Participation financière timide de l'état et des organismes internationaux à la lutte contre la maladie Le Sida au Liban : une information ciblée pour démolir les tabous et la loi du silence

De précédentes études se sont penchées sur un dossier qui reste aujourd’hui des plus brûlants, celui de la prostitution. Ces études ont également évoqué la délinquance et le travail social entrepris par les organisations non gouvernementales. Si la prostitution a été citée, c’est parce qu’elle fait partie des groupes à risques. Une prostituée n’est pas visée uniquement au niveau de sa santé physique mais aussi de son état dans la société et de la perception que l’on se fait d’elle — ou de lui, s’il s’agit d’un prostitué — et de la manière dont elle vit cette prostitution.
En ce qui concerne le sida, le risque épidémiologique ne semblait pas exister, il y a quelques années. On ne savait pas à quel moment pouvait se déclencher un danger épidémiologique. Pourtant l’expérience des «autres» pays a fait réfléchir sur l’ampleur de cette question et sur un système de prévention pour suivre de très près la progression de la transmission de ce virus. Plus encore, elle a permis du focaliser sur tous les rouages de fonctionnement d’une société avec sa socialisation et ses modèles de comportement. Car, hier et aujourd’hui, nous ne connaissons pas — les statistiques n’étant pas toujours fiables — le nombre exact des personnes atteintes de ce virus.

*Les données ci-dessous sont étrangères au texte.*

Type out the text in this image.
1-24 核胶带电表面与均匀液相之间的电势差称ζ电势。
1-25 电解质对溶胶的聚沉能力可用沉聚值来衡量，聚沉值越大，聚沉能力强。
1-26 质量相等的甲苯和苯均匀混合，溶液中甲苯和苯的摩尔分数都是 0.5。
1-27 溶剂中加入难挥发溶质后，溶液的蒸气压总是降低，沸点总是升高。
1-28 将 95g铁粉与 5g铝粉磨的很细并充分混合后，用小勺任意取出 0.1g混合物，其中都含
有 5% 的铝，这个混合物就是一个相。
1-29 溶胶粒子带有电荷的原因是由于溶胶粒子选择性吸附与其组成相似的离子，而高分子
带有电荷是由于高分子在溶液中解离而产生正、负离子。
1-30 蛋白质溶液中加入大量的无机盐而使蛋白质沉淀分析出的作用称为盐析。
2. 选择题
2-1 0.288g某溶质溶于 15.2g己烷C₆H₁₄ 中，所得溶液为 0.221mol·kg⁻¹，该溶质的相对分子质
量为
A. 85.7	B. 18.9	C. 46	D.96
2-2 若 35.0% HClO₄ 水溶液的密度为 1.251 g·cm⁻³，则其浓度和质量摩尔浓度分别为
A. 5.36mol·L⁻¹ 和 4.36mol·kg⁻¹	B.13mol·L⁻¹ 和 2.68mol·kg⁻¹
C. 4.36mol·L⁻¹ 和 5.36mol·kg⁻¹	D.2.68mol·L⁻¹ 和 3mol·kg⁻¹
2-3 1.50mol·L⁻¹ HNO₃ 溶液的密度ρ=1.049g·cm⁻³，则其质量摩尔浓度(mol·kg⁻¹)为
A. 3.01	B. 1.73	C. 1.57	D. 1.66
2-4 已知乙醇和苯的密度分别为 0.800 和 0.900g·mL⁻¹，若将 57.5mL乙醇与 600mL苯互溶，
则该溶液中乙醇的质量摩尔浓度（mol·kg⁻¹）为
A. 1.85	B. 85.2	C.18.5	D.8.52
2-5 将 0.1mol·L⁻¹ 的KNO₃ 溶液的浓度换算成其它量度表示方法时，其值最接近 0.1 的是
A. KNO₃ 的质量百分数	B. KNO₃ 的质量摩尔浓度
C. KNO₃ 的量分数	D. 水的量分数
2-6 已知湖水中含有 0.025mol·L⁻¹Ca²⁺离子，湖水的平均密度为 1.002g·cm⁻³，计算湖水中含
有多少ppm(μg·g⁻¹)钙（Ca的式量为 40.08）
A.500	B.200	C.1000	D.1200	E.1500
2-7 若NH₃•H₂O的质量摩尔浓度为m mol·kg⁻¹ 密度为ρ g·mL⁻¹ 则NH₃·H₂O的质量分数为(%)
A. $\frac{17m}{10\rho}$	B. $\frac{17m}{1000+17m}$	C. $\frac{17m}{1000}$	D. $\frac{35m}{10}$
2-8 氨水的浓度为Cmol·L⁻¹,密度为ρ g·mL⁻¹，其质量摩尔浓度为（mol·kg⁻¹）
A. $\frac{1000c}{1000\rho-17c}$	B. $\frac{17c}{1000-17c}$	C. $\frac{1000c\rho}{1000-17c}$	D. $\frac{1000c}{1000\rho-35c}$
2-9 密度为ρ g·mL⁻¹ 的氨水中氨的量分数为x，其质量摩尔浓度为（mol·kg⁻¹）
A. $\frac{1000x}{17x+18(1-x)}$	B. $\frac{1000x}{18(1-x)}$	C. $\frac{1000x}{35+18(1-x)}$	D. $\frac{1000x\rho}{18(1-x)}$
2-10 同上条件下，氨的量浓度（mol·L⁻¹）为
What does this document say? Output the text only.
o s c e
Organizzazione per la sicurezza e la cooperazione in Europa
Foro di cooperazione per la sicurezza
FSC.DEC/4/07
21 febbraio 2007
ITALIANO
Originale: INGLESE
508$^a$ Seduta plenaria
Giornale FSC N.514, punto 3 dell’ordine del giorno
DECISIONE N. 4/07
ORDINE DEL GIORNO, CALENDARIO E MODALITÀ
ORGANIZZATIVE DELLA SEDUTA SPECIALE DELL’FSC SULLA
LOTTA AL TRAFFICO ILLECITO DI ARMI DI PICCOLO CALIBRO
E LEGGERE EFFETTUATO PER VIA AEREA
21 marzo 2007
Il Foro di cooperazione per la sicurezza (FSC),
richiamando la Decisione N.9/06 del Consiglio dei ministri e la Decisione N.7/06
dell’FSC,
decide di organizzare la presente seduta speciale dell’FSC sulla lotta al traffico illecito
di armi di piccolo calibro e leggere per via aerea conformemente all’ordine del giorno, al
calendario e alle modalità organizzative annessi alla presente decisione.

Il semble qu’en 1997, la cote d’alerte ait été déjà atteinte et que ce problème, à l’instar d’autres, dépasse de loin un dépistage ou de simples recommandations. Ne s’agit-il pas d’un véritable phénomène de société?
Pour faire face à cette menace a été créé le Programme national de lutte contre le sida. Il devient opérationnel en 1991. Ses objectifs se résument ainsi:
— La prévention par voie sexuelle.
— La prévention par voie sanguine.
— L’amélioration des données statistiques et épidémiologiques.
— La réduction de l’impact du sida sur les communautés.
Une équipe de travail spécialisée dans les différents domaines de la médecine, de l’éducation sanitaire et familiale s’organise autour d’un directeur général dépendant de l’Organisation mondiale de la santé. Le Dr Alissar Radi, spécialiste en médecine familiale et responsable de ce programme, explique le fonctionnement des trois comités y afférents:
— National, présidé par le ministère de la Santé et regroupant les Affaires sociales, l’Education, l’Information, les secteurs académiques... dont le rôle est consultatif, établissant les grandes lignes, la stratégie à entreprendre.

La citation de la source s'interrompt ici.